Lead Application Security Engineer

About Adaptive

NVIDIA and OpenAI’s only AI cybersecurity investment.

Adaptive is a cybersecurity startup on a mission to stop AI-powered cyberattacks. In December 2025, the company announced an $81M Series B led by NVIDIA and Bain Capital Ventures, with participation from Capital One Ventures, Citi Ventures, and continued support from Andreessen Horowitz (a16z), the OpenAI Startup Fund, and Abstract Ventures. The round marked NVIDIA’s first AI cybersecurity investment.

Adaptive was founded by Brian Long and Andrew Jones, repeat entrepreneurs who have built and scaled category-defining companies. Brian and Andrew previously co-founded Attentive, which grew to more than $500M in annual revenue and a $10B+ valuation, and TapCommerce, which was acquired by Twitter. Together, they bring deep experience building high-growth, product-led businesses at massive scale as Adaptive builds the security layer for the AI era.

Trusted by leading banks, technology companies, and healthcare organizations, Adaptive protects teams from emerging threats like deepfakes, smishing, and AI-powered voice scams. With rapid enterprise adoption and a $200B+ market ahead, the company is just getting started.

Role

Adaptive Security is the fastest-growing company in AI cybersecurity. We started by protecting organizations from AI-powered social engineering - deepfake phone calls, spear phishing, SMS-based threats - and we're now expanding into email security and browser security. Our customers integrate us deeply into their Google Workspace, Microsoft 365, and email infrastructure, and that attack surface is growing fast. We're a security company and our own security posture has to be best in class.

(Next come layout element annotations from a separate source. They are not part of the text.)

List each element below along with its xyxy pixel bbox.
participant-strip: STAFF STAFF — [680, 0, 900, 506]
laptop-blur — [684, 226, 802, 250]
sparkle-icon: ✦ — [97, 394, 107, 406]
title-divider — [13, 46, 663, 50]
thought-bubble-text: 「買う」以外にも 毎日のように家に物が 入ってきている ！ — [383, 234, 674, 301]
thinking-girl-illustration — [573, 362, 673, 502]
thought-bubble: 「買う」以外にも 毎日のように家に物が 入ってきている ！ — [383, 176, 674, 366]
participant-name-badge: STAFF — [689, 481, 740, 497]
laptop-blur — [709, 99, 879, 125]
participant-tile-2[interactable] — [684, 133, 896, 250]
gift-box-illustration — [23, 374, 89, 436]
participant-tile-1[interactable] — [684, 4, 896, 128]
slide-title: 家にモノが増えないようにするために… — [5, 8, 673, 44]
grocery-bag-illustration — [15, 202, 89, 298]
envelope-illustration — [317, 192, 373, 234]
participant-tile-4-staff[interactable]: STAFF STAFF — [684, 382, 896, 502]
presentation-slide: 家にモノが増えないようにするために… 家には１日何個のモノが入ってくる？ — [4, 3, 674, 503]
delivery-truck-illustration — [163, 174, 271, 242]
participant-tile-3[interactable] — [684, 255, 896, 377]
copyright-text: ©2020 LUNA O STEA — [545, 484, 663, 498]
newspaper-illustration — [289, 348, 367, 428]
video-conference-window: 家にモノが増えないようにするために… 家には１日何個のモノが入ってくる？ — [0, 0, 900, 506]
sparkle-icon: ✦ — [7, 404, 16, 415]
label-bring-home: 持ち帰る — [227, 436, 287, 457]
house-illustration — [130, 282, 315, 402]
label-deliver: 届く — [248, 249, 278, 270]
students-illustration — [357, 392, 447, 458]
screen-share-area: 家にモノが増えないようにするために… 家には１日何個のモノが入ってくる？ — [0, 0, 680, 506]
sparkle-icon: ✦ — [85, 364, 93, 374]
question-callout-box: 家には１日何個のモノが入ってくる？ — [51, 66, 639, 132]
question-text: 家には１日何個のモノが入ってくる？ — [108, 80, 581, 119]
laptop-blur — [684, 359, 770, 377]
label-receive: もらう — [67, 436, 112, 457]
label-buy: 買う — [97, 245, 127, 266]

We're looking for an Application Security Engineer to own application security across Adaptive. You need to be a strong enough engineer to work inside our codebase (Java + Spring Boot services, TypeScript + React frontend, and terraform for managing AWS infrastructure) and a strong enough security practitioner to find what others miss. We want someone who finds the vulnerability, opens the PR to fix it, and builds the systems that prevent the next one.

Responsibilities

• Own Adaptive's application security posture end-to-end. Define security standards for our products, infrastructure, and development process and make sure they're followed.

• Conduct security reviews and threat modeling for new features, integrations, and architecture changes. Our attack surface is growing as we add deeper customer integrations and expand internationally.

• Build security into CI/CD. Automate static analysis, dependency scanning, secrets detection, and container security so vulnerabilities are caught before they ship.

• Perform penetration testing against our own applications and infrastructure. Find the bugs before external researchers or attackers do.

• Drive vulnerability management across our application and infrastructure stack. Triage findings from automated tooling, pen tests, prioritize by risk, and push remediation to closure with engineering.

• Lead security incident response process for application-layer events. When something happens, you lead the investigation and remediation.

• Manage our approach to external security testing - bug bounty programs, third-party pen tests, and customer security assessments.

• Own AWS security across our entire cloud architecture — IAM hardening, misconfiguration detection, and building the controls that keep our posture clean as the environment grows.

Qualifications

• 5+ years of experience in application security, with demonstrated ability to find and exploit vulnerabilities in web applications and APIs (OWASP Top 10 and beyond).

• Strong software engineering skills. You can read, write, and ship production code in Java, TypeScript, or similar languages.

• Experience with cloud infrastructure security on AWS (IAM, VPC, ECS, S3, RDS, or equivalent services on other providers).

• Hands-on experience with security tooling in CI/CD pipelines - SAST, DAST, SCA, container scanning, or similar.

• Familiarity with compliance frameworks relevant to enterprise SaaS (SOC 2, HIPAA, GDPR) and the ability to translate compliance requirements into engineering work.

• High autonomy. You're building this function from scratch and are expected to set priorities and drive them.